For any non-empty list ys, we also have

```(cons (car ys) (cdr ys)) = ys
```

Clearly, building a list through successive `cons` operations is clumsy. Scheme provides the built-in function `list` which returns a list of its arguments:

```> (list 1 2 3 4)
(1 2 3 4)
> (cons 1 (cons 2 (cons 3 (cons 4 '()))))  ; equivalent, but tedious
(1 2 3 4)
```

`list` can take any number of arguments.

We can write a range of useful functions using just `cons`, `car`, and `cdr`. For example, we can define a function to compute the length of a list:

```(define (length xs)
(if (null? xs)
0
(+ 1 (length (cdr xs)))))
```

This definition, like the definitions of most list operations, closely follows the recursive structure of a list. There is a case for the empty list (which is assigned the length 0), and a case for a non-empty list (the length of the tail of the list, plus one). In practice, Scheme provides `length` as a built-in function.

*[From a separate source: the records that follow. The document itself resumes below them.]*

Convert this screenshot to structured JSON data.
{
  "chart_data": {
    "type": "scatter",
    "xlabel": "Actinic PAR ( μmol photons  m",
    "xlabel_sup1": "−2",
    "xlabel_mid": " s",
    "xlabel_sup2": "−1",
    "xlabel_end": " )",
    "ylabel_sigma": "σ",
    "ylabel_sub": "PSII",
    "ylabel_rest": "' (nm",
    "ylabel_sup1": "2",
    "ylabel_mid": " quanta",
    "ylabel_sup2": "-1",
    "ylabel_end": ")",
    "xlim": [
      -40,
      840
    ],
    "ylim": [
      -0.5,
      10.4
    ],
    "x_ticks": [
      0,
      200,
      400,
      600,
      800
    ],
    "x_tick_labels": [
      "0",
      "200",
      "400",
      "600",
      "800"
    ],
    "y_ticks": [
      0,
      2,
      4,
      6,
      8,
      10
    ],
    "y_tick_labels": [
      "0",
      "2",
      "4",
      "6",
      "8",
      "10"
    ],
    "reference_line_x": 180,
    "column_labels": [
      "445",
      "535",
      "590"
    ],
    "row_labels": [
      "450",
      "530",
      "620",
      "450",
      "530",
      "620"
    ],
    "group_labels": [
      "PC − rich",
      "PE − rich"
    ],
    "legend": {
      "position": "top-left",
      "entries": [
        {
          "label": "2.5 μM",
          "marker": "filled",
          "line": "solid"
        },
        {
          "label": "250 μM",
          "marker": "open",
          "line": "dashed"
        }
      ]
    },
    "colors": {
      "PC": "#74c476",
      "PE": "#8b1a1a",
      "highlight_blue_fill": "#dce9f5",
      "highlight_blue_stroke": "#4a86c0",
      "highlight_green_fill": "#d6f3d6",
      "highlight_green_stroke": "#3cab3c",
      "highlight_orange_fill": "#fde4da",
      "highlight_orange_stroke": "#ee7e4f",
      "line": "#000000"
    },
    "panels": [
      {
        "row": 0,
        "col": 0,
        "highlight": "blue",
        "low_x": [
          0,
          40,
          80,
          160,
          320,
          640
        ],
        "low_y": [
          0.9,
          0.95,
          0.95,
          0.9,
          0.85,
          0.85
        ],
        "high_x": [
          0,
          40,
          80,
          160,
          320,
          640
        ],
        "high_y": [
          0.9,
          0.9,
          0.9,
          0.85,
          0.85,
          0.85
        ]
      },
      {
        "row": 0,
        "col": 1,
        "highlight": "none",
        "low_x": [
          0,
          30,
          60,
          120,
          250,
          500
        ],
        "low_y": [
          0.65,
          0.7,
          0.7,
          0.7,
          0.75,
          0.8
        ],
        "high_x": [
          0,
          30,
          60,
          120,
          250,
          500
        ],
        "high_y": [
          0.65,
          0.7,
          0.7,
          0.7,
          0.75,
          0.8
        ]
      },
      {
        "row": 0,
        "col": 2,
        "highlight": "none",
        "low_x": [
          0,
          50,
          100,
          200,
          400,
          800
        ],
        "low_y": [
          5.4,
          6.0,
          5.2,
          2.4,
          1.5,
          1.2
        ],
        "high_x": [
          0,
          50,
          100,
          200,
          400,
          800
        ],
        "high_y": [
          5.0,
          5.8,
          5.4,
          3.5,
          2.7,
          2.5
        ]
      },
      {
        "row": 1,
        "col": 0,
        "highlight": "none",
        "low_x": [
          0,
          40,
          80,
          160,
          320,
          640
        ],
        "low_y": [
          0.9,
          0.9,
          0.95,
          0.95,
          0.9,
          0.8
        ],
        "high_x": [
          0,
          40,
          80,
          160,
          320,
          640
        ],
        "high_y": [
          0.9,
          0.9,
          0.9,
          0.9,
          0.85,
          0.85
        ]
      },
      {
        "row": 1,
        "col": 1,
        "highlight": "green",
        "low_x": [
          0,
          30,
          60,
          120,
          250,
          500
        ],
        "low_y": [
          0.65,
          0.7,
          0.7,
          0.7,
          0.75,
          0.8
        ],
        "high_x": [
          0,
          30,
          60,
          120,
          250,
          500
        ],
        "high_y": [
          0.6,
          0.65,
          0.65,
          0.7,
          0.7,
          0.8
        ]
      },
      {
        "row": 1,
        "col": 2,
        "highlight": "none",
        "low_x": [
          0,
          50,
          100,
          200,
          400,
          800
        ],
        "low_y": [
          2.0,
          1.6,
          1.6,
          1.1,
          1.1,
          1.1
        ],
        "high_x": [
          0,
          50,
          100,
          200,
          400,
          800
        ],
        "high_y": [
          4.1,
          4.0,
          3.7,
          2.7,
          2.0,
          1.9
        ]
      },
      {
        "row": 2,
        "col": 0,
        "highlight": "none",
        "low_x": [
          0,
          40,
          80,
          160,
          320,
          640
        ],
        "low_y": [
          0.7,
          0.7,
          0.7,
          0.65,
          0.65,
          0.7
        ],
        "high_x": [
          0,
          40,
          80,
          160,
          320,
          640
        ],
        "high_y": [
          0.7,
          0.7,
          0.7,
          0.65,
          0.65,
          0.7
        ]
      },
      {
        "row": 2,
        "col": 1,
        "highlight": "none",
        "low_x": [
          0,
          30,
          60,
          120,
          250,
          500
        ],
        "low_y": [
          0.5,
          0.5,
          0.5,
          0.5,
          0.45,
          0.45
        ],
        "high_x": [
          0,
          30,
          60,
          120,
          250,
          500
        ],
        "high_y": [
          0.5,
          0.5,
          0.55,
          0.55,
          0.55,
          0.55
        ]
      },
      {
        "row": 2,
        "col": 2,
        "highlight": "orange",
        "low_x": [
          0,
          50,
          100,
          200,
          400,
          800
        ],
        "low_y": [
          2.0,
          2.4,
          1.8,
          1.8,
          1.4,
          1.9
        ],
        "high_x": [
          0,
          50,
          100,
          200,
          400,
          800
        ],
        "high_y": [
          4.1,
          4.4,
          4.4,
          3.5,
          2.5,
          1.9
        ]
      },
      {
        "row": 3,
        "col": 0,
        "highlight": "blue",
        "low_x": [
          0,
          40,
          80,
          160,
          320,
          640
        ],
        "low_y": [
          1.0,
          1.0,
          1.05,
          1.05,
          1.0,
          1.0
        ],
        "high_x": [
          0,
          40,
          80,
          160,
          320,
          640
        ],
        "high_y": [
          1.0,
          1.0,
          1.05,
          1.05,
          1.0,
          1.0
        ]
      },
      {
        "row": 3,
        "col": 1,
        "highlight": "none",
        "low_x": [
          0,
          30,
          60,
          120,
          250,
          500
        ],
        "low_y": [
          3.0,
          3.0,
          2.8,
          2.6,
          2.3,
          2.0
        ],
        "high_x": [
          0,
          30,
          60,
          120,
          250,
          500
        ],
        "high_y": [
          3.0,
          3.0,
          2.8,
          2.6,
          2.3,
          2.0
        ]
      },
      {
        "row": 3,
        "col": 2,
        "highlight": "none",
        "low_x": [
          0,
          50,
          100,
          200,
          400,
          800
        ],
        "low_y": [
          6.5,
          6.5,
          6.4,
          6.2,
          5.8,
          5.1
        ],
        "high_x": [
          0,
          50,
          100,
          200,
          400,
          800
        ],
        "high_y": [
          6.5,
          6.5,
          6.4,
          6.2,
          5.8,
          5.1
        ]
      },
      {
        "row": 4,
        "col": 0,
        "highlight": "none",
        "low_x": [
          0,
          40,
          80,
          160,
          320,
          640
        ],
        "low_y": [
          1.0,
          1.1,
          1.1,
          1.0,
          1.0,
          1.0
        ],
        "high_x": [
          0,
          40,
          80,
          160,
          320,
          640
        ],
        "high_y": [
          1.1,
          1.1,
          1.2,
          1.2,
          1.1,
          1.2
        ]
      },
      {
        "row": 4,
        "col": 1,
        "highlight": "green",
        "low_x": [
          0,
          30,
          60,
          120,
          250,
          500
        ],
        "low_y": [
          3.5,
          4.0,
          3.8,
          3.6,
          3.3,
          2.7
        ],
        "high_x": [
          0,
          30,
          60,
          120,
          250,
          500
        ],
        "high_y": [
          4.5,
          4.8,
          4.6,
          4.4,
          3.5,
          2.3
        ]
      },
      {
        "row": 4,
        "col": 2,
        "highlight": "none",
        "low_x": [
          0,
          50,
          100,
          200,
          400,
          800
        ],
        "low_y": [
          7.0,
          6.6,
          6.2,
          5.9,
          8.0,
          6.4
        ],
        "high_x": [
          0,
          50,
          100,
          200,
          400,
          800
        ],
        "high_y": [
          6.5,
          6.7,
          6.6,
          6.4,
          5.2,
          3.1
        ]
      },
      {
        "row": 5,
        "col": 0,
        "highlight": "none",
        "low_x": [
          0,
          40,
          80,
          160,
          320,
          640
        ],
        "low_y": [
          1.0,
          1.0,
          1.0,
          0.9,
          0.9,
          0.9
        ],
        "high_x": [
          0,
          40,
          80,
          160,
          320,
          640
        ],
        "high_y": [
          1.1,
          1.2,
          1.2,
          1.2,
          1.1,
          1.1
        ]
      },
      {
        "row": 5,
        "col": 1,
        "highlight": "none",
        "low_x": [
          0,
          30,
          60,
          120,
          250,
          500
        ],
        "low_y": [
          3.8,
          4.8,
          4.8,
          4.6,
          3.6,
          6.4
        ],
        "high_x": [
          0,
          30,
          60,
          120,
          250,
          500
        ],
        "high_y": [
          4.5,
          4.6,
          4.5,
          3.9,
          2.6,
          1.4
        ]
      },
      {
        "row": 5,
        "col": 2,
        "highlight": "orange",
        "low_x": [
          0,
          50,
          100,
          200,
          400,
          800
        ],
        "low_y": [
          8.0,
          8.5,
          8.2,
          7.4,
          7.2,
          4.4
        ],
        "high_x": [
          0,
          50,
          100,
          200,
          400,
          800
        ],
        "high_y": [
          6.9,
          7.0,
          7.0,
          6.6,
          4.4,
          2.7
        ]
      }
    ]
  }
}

Here's another simple example:

```(define (find-number n xs)
(if (null? xs)
#f
(if (= n (car xs))
#t
(find-number n (cdr xs)))))
```

`find-number` returns `#t` if the argument n occurs in the list xs, and returns `#f` otherwise. Once again, this definition follows the structure of the list argument. The empty list has no elements, so `(find-number n '())` is always false. If `xs` is non-empty, then n could be the first element, or it could be somewhere in the tail. In the former case, `find-number` returns true immediately. In the latter, the return value should be true if n appears in `(cdr xs)` and false otherwise. But since this is the definition of `find-number` itself, we have a recursive call with the new argument `(cdr xs)`.